Average when between two dates

Hi,

I want to be able to calculate the average order per customer in the first year since their signup date.

So

Calculate([Average Sales]) where the OrderDate greater than SignUpDate and < SignUpDate + 1 year.

Any assistance appreciated. Seems so simple but so confused.

I have come up with a non-elegant solution, as per MZdata2 file where I add a calculated column for signupdatre + 1 year, add another calculated column testing if order date > signup + 1 year, then use that column as a filter for average sales, but if anyone has a more elegant way of creating the average sales comparing dates I’d appreciate your method.

MZdata2.pbix (151.2 KB)

Thanks
John
MZdata.pbix (149.0 KB)
MZdata.xlsx (13.6 KB)

1 Like

@jgriffit ,

Lot of different ways to handle this one, but I chose to do a bit of upfront work in Power Query to simplify the DAX.

Created two new columns in the fact table:

  1. Signup + 1Yr = Date.AddYears( [Signup Date], 1 )
  2. Within 1 Yr = if [Order Date] <= [#“Signup + 1Yr”] then “TRUE” else “FALSE”

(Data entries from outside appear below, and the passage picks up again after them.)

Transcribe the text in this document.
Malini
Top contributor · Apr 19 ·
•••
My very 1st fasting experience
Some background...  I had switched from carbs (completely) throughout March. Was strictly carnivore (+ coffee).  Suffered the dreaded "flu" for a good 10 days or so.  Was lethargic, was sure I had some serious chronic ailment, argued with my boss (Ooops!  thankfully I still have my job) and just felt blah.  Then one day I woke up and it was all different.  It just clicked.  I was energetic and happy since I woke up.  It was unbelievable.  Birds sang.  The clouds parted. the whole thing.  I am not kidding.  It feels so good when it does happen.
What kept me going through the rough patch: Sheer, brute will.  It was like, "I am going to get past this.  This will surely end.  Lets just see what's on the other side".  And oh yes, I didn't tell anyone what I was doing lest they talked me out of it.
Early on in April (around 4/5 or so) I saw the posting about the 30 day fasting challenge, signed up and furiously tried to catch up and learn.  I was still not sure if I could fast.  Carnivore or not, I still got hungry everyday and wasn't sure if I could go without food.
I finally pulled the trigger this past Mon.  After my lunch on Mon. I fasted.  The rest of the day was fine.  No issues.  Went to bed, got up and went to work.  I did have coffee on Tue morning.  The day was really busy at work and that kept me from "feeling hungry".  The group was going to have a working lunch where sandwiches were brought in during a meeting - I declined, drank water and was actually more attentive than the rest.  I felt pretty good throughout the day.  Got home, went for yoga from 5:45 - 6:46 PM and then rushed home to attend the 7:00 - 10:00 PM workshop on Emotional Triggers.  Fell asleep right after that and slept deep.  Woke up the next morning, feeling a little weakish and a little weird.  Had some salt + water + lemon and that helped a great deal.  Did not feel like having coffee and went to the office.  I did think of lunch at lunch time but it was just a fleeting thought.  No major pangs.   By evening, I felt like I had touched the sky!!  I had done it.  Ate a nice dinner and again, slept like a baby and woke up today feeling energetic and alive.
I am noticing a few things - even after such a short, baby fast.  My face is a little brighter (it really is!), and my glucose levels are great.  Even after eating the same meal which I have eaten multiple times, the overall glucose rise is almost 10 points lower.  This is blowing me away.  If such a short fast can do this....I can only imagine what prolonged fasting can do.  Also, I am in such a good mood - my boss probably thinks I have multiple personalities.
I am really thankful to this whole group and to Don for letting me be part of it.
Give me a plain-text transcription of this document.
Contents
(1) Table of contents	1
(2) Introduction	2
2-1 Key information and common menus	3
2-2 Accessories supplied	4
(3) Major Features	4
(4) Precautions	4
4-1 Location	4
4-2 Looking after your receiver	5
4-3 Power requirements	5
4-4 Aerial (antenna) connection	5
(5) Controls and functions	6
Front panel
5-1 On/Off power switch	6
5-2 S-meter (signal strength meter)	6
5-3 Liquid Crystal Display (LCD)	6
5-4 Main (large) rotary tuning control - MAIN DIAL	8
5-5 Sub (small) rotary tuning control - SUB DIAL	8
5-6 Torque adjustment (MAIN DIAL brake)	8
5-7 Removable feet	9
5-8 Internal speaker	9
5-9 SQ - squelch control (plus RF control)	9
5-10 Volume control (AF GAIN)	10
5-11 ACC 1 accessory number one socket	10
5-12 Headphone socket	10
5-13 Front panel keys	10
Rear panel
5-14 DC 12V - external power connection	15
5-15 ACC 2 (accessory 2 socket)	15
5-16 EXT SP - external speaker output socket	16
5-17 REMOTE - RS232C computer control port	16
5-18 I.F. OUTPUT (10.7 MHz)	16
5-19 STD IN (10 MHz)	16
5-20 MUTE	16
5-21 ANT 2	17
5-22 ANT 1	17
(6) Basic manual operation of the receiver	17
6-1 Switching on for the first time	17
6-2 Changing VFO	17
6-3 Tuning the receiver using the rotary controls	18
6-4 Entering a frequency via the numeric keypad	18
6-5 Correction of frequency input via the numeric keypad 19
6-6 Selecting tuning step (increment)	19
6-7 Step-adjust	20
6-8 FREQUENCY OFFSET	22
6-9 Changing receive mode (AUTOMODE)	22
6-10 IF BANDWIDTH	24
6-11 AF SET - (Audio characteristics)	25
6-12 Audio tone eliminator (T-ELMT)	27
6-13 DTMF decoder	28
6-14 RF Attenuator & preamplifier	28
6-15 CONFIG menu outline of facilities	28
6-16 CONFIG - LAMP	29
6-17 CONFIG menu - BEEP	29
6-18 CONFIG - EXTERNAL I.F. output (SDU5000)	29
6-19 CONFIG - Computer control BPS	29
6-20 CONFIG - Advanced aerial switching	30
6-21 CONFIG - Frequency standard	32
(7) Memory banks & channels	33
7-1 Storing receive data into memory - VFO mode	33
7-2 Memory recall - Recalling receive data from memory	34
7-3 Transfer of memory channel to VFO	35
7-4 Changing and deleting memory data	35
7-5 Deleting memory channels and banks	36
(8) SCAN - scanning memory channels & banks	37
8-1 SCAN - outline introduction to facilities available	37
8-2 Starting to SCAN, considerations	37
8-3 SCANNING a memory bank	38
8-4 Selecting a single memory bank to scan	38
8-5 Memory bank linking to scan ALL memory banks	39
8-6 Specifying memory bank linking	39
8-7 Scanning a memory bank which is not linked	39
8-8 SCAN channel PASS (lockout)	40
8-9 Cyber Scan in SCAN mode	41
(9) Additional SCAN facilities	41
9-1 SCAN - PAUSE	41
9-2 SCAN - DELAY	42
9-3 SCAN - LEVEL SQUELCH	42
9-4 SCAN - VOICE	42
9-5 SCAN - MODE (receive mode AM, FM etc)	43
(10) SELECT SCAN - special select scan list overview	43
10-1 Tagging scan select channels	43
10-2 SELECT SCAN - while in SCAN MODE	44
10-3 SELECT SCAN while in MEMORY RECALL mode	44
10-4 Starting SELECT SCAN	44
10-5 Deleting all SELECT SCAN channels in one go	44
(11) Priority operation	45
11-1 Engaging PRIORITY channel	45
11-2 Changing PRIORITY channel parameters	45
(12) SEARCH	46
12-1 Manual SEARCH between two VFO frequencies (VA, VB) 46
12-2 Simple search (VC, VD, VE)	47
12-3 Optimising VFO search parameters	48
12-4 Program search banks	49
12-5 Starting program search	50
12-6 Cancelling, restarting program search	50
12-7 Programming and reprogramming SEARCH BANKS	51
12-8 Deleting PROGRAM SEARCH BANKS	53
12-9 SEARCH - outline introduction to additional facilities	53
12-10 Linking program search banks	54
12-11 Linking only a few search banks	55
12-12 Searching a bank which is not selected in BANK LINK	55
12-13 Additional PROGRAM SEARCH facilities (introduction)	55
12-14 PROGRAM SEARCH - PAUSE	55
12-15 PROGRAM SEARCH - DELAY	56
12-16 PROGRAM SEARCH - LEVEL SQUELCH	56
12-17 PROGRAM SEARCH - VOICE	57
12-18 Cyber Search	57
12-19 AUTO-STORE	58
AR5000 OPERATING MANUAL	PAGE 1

Then made a couple of changes to your data model:

  1. Marked the date table as a date table
  2. Removed the Orders table from the model – that table should not be filtering the Customer dimension

Then the DAX resulting is really simple:

Avg Sales Within 1 Yr = 
CALCULATE(
    AVERAGE( 'Fact'[Amount] ),
    'Fact'[Within 1 Yr] = TRUE
)

And here’s what it looks like all put together:

I hope this is helpful. Full solution file attached below.

– Brian
eDNA Forum - MZdata solution.pbix (149.5 KB)

3 Likes

Thanks Brian. That is what I had in a new edition I posted after the initial post. So very glad you did it the same way. I was playing around with the merged queries so hadn’t tidied up the example or marked a date table yet. I think the marked date table may have been an issue I was experiencing with other methods. A step I just forgot to do in my mock data table.

I was trying to find an averageX solution but was failing. It may have been due to the date table not being marked.

Thanks for you assistance. Most appreciated.

John

2 Likes

I think I need to sometimes ignore my “work it out totally in dax without adding any calculated columns” rule.

The extra model size is rarely an issue in my data world.

1 Like

@jgriffit ,

Yup, lots of different ways to do this. If it weren’t for the wonkiness of the leap year/February 29th problem, a simple measure would’ve done the trick. I played around with DATEADD to accomplish the same thing as the M code, but in the end just felt doing it in Power Query was simplest and most transparent. If the fact table were gigantic, a measure might be the better way to go, but otherwise I’m happy with the solution path we both chose.

– Brian

2 Likes

@jgriffit ,

There are often good reasons to have added physical columns in your report (needed for visuals, slicing based on that field, executing a join based on that field, etc.). However, given that they are the same level of dynamic (update only on load or refresh), I almost always create custom columns in Power Query, rather than calculated columns in DAX - the reason being that custom columns will show up when you go back into PQ, while calculated columns will not.

For example, in my solution above, I could not have created the “Within 1 Yr” field as is, because if “Signup + 1Yr” had been created as a calculated column, it would not be available for me to reference in the IF statement, even thought it would appear in the data model.

Come to think of it, pretty much the only time I create calculated columns is when I’m on the forum and I don’t have the underlying data file available to go into PQ and create new columns…

  • Brian
2 Likes

Thanks for the extra explanation. I have had the “Doh! where did my calculated column go” experience when I went back into PQ and had to recreate in PQ before so that all makes sense. Thanks Brian.